Domodossola, “Via le slot machine dal centro della città”

varianti-slot-machine2Dopo i bar, anche la politica prova a dire no alle slot machine. Nel Consiglio comunale di questa sera a Domodossola spicca l’ordine del giorno condiviso da Pd e Sinistra unita che chiedono all’amministrazione Cattrini di adottare misure contro i giochi d’azzardo. Pochi mesi fa un gruppo di titolari di bar si era mosso autonomamente all’insegna del motto «Il caffè è più buono senza le slot». «C’è stato un richiamo alle commissioni competenti ad analizzare il fenomeno – spiega Massimo Di Bari, consigliere di Sinistra unita – Ora lo approfondiremo in Consiglio. Non so se Domodossola stia meglio o peggio di altre città: stiamo raccogliendo le opinioni delle categorie coinvolte. Già l’azione di alcuni esercenti ha avuto una valenza enorme. Approfondiremo l’argomento per fissare le regole».

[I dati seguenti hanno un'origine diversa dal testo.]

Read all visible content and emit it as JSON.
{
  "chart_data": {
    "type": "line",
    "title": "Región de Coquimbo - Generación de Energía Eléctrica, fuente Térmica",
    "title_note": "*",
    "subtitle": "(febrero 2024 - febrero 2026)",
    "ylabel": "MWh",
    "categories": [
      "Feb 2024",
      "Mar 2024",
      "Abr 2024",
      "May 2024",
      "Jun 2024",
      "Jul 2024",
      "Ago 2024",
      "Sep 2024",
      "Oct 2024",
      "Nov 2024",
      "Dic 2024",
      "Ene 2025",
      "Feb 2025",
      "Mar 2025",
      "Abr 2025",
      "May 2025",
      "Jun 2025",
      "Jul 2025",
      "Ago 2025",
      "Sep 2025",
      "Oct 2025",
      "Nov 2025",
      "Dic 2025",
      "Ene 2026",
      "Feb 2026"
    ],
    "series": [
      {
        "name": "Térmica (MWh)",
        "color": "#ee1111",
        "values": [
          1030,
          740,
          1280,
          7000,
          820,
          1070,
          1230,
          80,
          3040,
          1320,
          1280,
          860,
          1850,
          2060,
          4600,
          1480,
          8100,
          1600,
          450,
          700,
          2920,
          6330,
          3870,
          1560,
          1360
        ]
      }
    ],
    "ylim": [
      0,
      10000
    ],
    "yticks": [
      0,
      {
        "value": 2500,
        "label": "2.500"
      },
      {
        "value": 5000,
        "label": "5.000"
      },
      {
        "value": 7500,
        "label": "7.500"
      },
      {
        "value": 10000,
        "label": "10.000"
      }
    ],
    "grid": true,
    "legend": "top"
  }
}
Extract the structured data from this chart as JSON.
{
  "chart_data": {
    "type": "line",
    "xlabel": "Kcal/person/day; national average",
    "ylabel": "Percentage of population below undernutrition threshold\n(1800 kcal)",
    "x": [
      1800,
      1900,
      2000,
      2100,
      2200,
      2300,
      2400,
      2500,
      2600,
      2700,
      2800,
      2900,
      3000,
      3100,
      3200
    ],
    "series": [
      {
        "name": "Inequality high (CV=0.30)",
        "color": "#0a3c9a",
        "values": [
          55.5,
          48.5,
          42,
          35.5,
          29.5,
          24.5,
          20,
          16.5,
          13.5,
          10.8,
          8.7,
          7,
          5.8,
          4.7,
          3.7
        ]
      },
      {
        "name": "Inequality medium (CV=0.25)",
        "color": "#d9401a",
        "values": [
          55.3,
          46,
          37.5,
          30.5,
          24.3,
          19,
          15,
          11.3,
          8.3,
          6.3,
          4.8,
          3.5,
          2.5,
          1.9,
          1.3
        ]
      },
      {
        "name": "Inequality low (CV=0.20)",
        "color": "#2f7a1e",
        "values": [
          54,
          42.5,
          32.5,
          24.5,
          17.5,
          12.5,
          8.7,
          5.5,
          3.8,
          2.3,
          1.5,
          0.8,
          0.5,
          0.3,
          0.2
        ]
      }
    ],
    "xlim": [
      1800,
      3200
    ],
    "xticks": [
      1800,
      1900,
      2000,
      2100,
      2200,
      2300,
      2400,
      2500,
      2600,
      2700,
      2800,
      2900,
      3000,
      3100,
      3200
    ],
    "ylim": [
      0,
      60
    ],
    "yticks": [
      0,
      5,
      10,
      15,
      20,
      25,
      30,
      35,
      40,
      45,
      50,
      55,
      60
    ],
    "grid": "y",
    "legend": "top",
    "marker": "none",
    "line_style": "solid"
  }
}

Damiano Delbarba, capogruppo del Pd, conferma la volontà dell’amministrazione di aderire al manifesto dei sindaci contro il gioco d’azzardo: «Siamo consapevoli che la norma attuale limita l’intervento dei sindaci ma è importante muoversi. Fisseremo dei punti fermi, regolamentando il piano regolatore, cercando di evitare la presenza della slot in certe zone, come il centro storico». Sul tema sta lavorando da tempo anche il Movimento 5 Stelle. «Abbiamo scritto a tutti i 77 comuni del Vco per avere i dati sui bar e interessato l’Asl per capire quante persone si rivolgono al servizio che tratta la dipendenza da gioco – spiega Monica Corsini – Stresa ha già deliberato misure restrittive per ostacolare nuove aperture di esercizi con le macchinette».